White shuffled another picture to the top of the stack. The oblong smudges of the ships were much smaller, and the large gray form of a dagger-shaped landmass dominated the upper part of the image. “Both ships were on a scheduled run from China to Mexico,” White said. “According to the voyage plans filed by the owners of record, the ships were supposed to deliver 4,00 °Chinese economy cars from Zhuhai to Veracruz. But both ships made an unscheduled course deviation. They turned north, out of the shipping lanes, and pulled in to Petropavlosk, Kamchatka instead.”
Brenthoven tapped a pencil against the top of his desk. “Hmmm …”

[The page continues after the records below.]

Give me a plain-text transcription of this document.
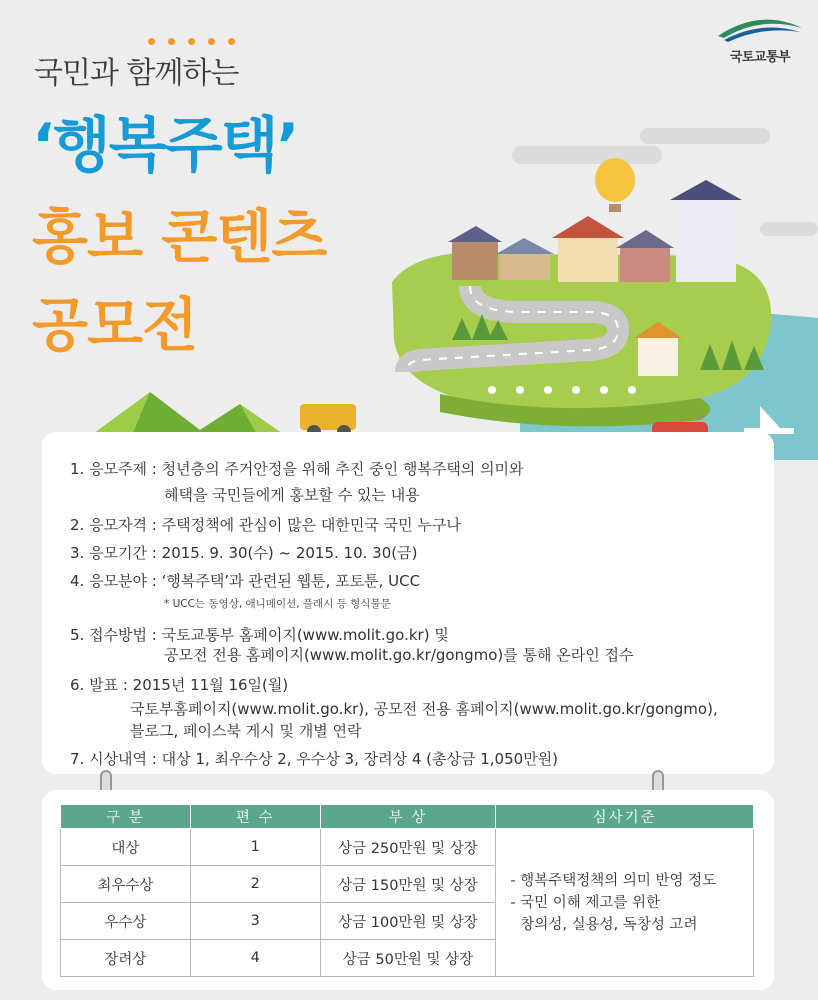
국토교통부
국민과 함께하는
‘행복주택’
홍보 콘텐츠
공모전
1. 응모주제 : 청년층의 주거안정을 위해 추진 중인 행복주택의 의미와
혜택을 국민들에게 홍보할 수 있는 내용
2. 응모자격 : 주택정책에 관심이 많은 대한민국 국민 누구나
3. 응모기간 : 2015. 9. 30(수) ~ 2015. 10. 30(금)
4. 응모분야 : ‘행복주택’과 관련된 웹툰, 포토툰, UCC
* UCC는 동영상, 애니메이션, 플래시 등 형식불문
5. 접수방법 : 국토교통부 홈페이지(www.molit.go.kr) 및
공모전 전용 홈페이지(www.molit.go.kr/gongmo)를 통해 온라인 접수
6. 발표 : 2015년 11월 16일(월)
국토부홈페이지(www.molit.go.kr), 공모전 전용 홈페이지(www.molit.go.kr/gongmo),
블로그, 페이스북 게시 및 개별 연락
7. 시상내역 : 대상 1, 최우수상 2, 우수상 3, 장려상 4 (총상금 1,050만원)
구 분	편 수	부 상	심사기준
대상	1	상금 250만원 및 상장	- 행복주택정책의 의미 반영 정도
- 국민 이해 제고를 위한
창의성, 실용성, 독창성 고려

최우수상	2	상금 150만원 및 상장	
우수상	3	상금 100만원 및 상장	
장려상	4	상금 50만원 및 상장	
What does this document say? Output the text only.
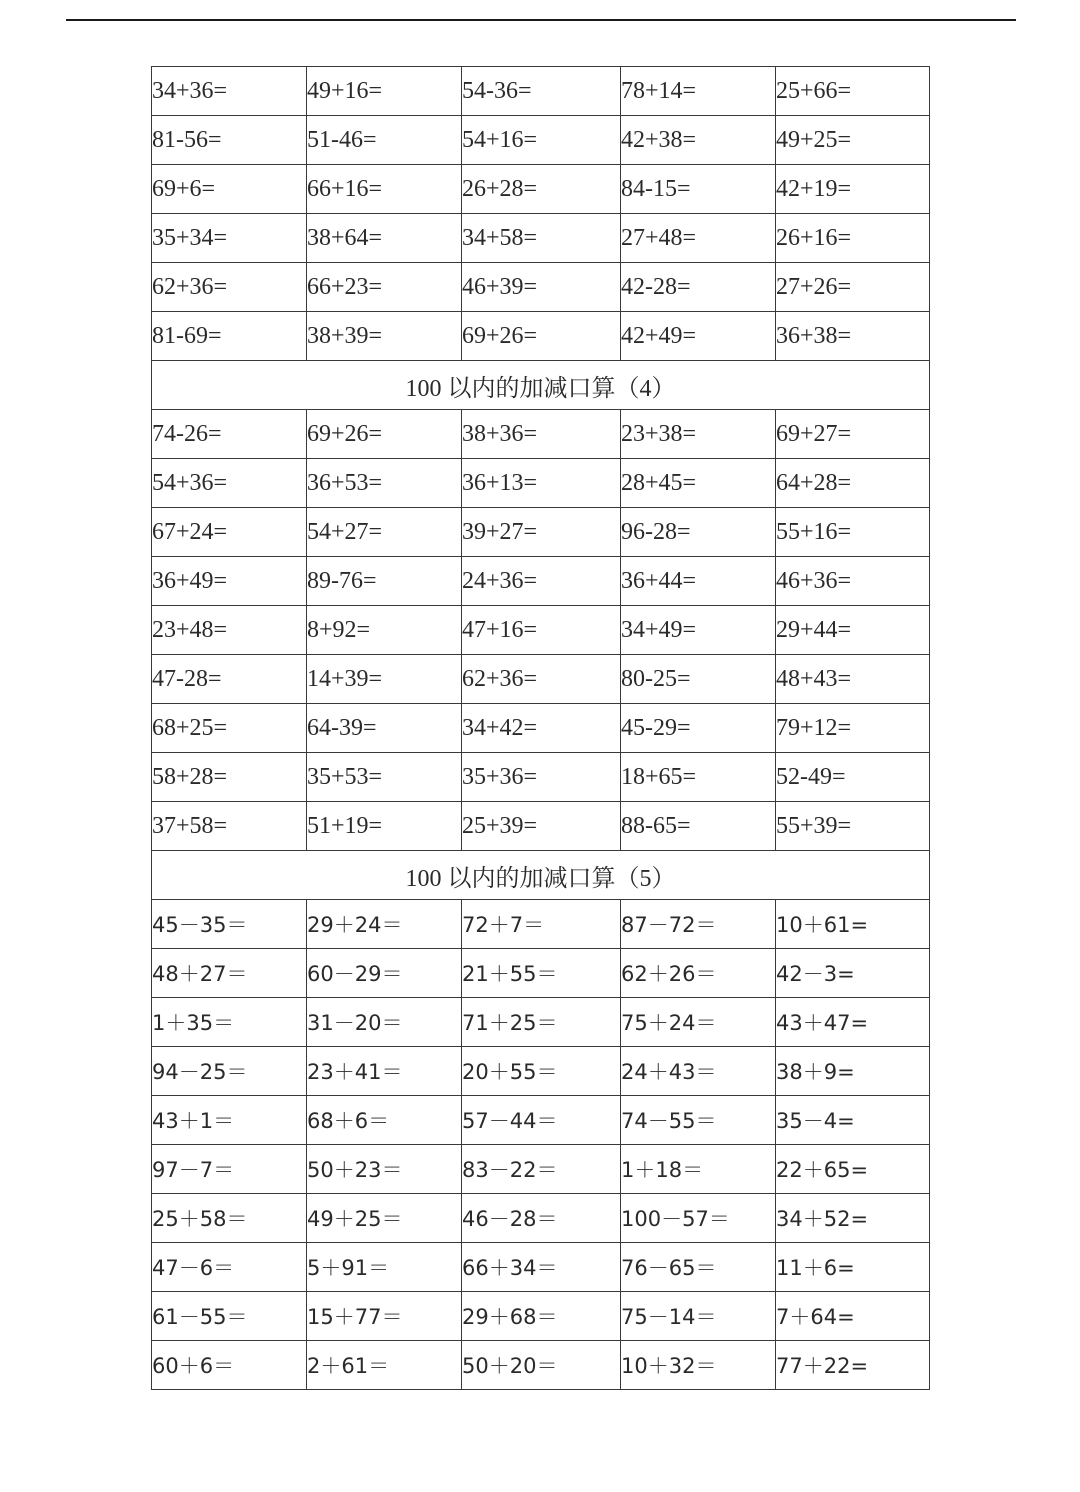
34+36=	49+16=	54-36=	78+14=	25+66=
81-56=	51-46=	54+16=	42+38=	49+25=
69+6=	66+16=	26+28=	84-15=	42+19=
35+34=	38+64=	34+58=	27+48=	26+16=
62+36=	66+23=	46+39=	42-28=	27+26=
81-69=	38+39=	69+26=	42+49=	36+38=
100 以内的加减口算（4）				
74-26=	69+26=	38+36=	23+38=	69+27=
54+36=	36+53=	36+13=	28+45=	64+28=
67+24=	54+27=	39+27=	96-28=	55+16=
36+49=	89-76=	24+36=	36+44=	46+36=
23+48=	8+92=	47+16=	34+49=	29+44=
47-28=	14+39=	62+36=	80-25=	48+43=
68+25=	64-39=	34+42=	45-29=	79+12=
58+28=	35+53=	35+36=	18+65=	52-49=
37+58=	51+19=	25+39=	88-65=	55+39=
100 以内的加减口算（5）				
45－35＝	29＋24＝	72＋7＝	87－72＝	10＋61=
48＋27＝	60－29＝	21＋55＝	62＋26＝	42－3=
1＋35＝	31－20＝	71＋25＝	75＋24＝	43＋47=
94－25＝	23＋41＝	20＋55＝	24＋43＝	38＋9=
43＋1＝	68＋6＝	57－44＝	74－55＝	35－4=
97－7＝	50＋23＝	83－22＝	1＋18＝	22＋65=
25＋58＝	49＋25＝	46－28＝	100－57＝	34＋52=
47－6＝	5＋91＝	66＋34＝	76－65＝	11＋6=
61－55＝	15＋77＝	29＋68＝	75－14＝	7＋64=
60＋6＝	2＋61＝	50＋20＝	10＋32＝	77＋22=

“Hmmm is an understatement,” White said. “Four thousand import cars don’t show up on time, and the Mexican importer doesn’t demand an inquiry, and he doesn’t file a complaint. Two merchant ships, worth several hundred million dollars apiece, sail off into Never-never land, and nobody files a piracy report, or sends out a presumed-lost bulletin. Not so much as an insurance claim. And nobody, and I do mean nobody, is asking where those 4,000 cars went. Not the exporter who shipped them. Not the importer who was supposed to receive them. Not the car manufacturer, who’s suddenly out two entire shiploads of shiny new product. Nobody.”